COMPARISON TO EXISTING TECHNIQUES
Performing computation on large volumes of data has been done before, usually in a distributed setting. What makes Hadoop unique is its simplified programming model which allows the user to quickly write and test distributed systems, and its efficient, automatic distribution of data and work across machines and in turn utilizing the underlying parallelism of the CPU cores.
Grid scheduling of computers can be done with existing systems such as Condor. But Condor does not automatically distribute data: a separate SAN must be managed in addition to the compute cluster. Furthermore, collaboration between multiple compute nodes must be managed with a communication system such as MPI. This programming model is challenging to work with and can lead to the introduction of subtle errors. ATA DISTRIBUTION.
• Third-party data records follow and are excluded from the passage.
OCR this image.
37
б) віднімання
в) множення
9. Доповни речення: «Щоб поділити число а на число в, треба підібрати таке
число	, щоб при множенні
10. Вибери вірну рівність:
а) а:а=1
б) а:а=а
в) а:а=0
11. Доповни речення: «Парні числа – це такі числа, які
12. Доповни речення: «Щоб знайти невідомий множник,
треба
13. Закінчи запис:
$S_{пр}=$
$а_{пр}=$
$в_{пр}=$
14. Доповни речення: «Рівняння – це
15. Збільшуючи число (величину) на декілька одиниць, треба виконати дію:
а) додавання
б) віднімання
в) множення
In a Hadoop cluster, data is distributed to all the nodes of the cluster as it is being loaded in. The Hadoop Distributed File System (HDFS) will split large data files into chunks which are managed by different nodes in the cluster. In addition to this each chunk is replicated across several machines, so that a single machine failure does not result in any data being unavailable. An active monitoring system then re-replicates the data in response to system failures which can result in partial storage. Even though the file chunks are replicated and distributed across several machines, they form a single namespace, so their contents are universally accessible.
Data is conceptually record-oriented in the Hadoop programming framework. Individual input files are broken into lines or into other formats specific to the application logic. Each process running on a node in the cluster then processes a subset of these records. The Hadoop framework then schedules these processes in proximity to the location of data/records using knowledge from the distributed file system.
Since files are spread across the distributed file system as chunks, each compute process running on a node operates on a subset of the data. Which data operated on by a node is chosen based on its locality to the node: most data is read from the local disk straight into the CPU, alleviating strain on network bandwidth and preventing unnecessary network transfers. This strategy of moving computation to the data, instead of moving the data to the computation allows Hadoop to achieve high data locality which in turn results in high performance.